Carburetor Bike: Meal Plan for Weight Loss

Carburetor Bike: Meal Plan for Weight Loss
Carburetor Bike: Meal Plan for Weight Loss

It's high time to expose everything you need to know about the carbon cycle and how this approach to weight loss and nutrition can help you change your body composition, develop lean muscles and turn your metabolism into a very efficient and responsive fat-burning machine, capable of the type of transformations you see here:
Unbelievable, isn't it? No magic solutions, no quick solutions, just dedication and a bit of strategic cycling for real and personal results like these!

But first, what is self-service cycling?

Simply put, carburetor cycling is the practice of alternating high-carburetor/low-fat days with low-carburetor/high-fat days. Most programs that use the carbon cycle include a day with a pre-scheduled reward meal (or meals) where restrictions are lifted. This allows you to move away from the structure of a diet and satisfy your desires.

These reward days/meals are super important! No diet or lifestyle is sustainable if you fight with feelings of deprivation and restraint. With the carburetor cycle, you can continue to eat the foods you love and learn how to incorporate your favorite treats into your diet in an intelligent and targeted way. We'll come back to this topic when we talk about the reward portion of the "cheating" aspect of the carbohydrate cycle, so keep reading!

The carbohydrate cycle allows us to strategically manipulate macronutrients to create a metabolic cycle that allows you to lose fat while allowing you to consume your favorite comfort foods without the need for an all-carbohydrate lifestyle. Repeat until you believe in it, carbohydrates are not the enemy! You can keep carbohydrates in your diet while continuing to lose weight, build lean muscles and achieve your goals.


The idea of the carbohydrate cycle is to maximize the benefits of the carbohydrates you consume and distribute them where they can be used most effectively.

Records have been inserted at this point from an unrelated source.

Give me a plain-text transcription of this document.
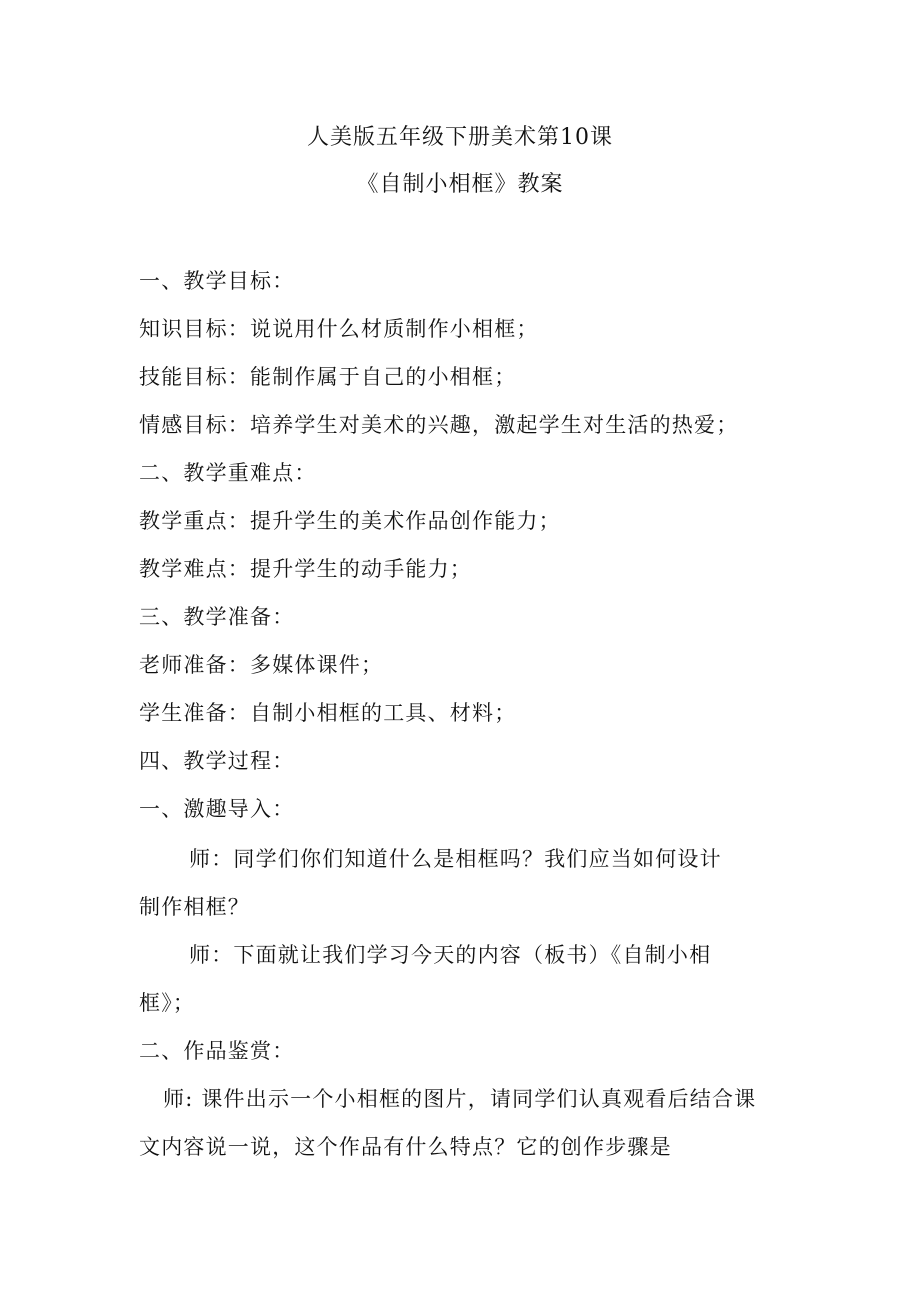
人美版五年级下册美术第10课
《自制小相框》教案
一、教学目标：
知识目标：说说用什么材质制作小相框；
技能目标：能制作属于自己的小相框；
情感目标：培养学生对美术的兴趣，激起学生对生活的热爱；
二、教学重难点：
教学重点：提升学生的美术作品创作能力；
教学难点：提升学生的动手能力；
三、教学准备：
老师准备：多媒体课件；
学生准备：自制小相框的工具、材料；
四、教学过程：
一、激趣导入：
师：同学们你们知道什么是相框吗？我们应当如何设计
制作相框？
师：下面就让我们学习今天的内容（板书）《自制小相
框》；
二、作品鉴赏：
师: 课件出示一个小相框的图片，请同学们认真观看后结合课
文内容说一说，这个作品有什么特点？它的创作步骤是
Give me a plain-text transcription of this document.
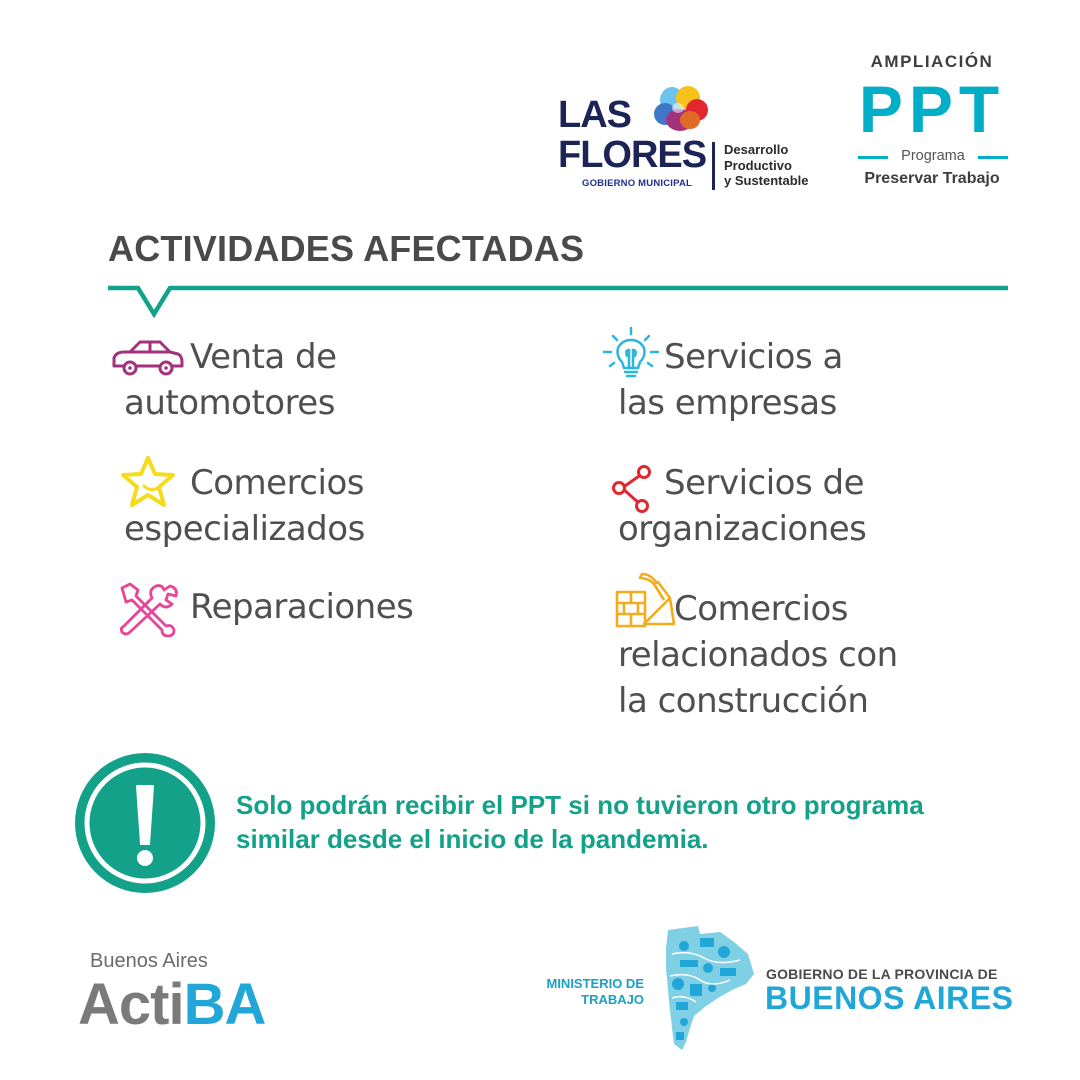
LAS
FLORES
GOBIERNO MUNICIPAL
Desarrollo
Productivo
y Sustentable
AMPLIACIÓN
PPT
Programa
Preservar Trabajo
ACTIVIDADES AFECTADAS
Venta de
automotores
Servicios a
las empresas
Comercios
especializados
Servicios de
organizaciones
Reparaciones	Comercios
relacionados con
la construcción
Solo podrán recibir el PPT si no tuvieron otro programa
similar desde el inicio de la pandemia.
Buenos Aires
ActiBA	MINISTERIO DE
TRABAJO
GOBIERNO DE LA PROVINCIA DE
BUENOS AIRES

What really happens when you eat carbs

A common misconception is that carbohydrates are automatically converted to body fat. Your liver first fills with carbohydrates, then sends excess nutrients to the muscles. What your muscles don't use is sent to the rest of your organs and body systems. Once all your systems have taken what they needed, only then are carbohydrates converted into fat stores. The more active you are, the more carbohydrates you need and the more you can eat. Less active - fewer carbohydrates.

All macronutrients (macronutrients - proteins, carbohydrates, fats) have a value and purpose in your diet. Although this is a popular and common approach to weight loss, it is quite unnecessary to label an entire food group as 'good', 'bad' or forbidden. This can also lead you to do serious mental gymnastics when they resurface in your diet, which will inevitably happen at some point because your body needs the nutrients of these three elements.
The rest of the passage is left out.